I’m still completely wiped out. I gave into all of this last week, but I am fighting it this week. I’ve got too much to do and I don’t have time to sit around and being tired. I am hoping I will get my energy back up, otherwise I’m going to be seriously worried. It may be my body’s way of remembering what is coming up in the next month. What my mind is trying so badly, to ignore. I don’t want the day you died to be here. I don’t want your birthday to be here, without you. I know I have to face all of this/make a plan. I will work on that this week, but no promises.

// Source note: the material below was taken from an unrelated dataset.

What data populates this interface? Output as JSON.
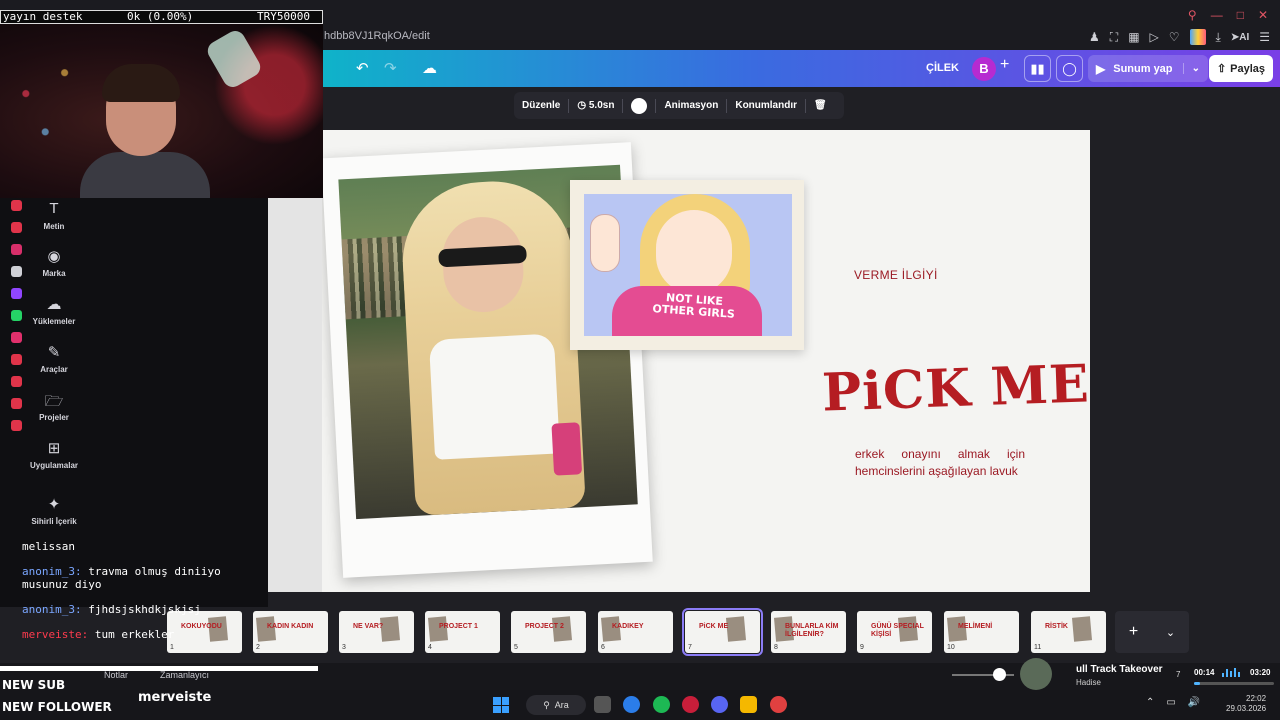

I told Rita I was blogging about this. I know it is a lot. I feel like I live on a freaking soap opera and I don’t like it. Although this is pretty personal…because I get the baby thing is personal and I don’t have to share it…but if I did not, that would be me not being true to myself/this life/what is going on, in our world. I started this saying I was in this for good. To share the good/bad/ugly/happy/sad/all of it. I couldn’t just ignore what has gone on and not write about this. That would not be fair, to anyone. You all have stuck through this with me, for this long. I’m not going to start sweeping really important things under the rug. The fact of the matter is, no matter who agrees with this decision or not… the whole maybe baby thing… it is our decision. Woody and I, made this decision a long time ago, before Ronan got sick. We both know this is something we want. We both feel like it is something that we need and would be really good for all of us. We love each other. We love Liam and Quinn. We love Ronan. We will love whatever/whomever comes in our lives next, when the time is right. We are a family that is broken, but we are broken together in the most loving, caring, happy/sad way possible. We will never be the same again and having just the 4 of us feels to wrong, to not try to make it, a little right. I’m not sure what a little right looks like at the moment, but I can tell you it’s not this.
I’m tired Ro baby. I love you. I miss you so much. I hope you are safe. Sweet dreams.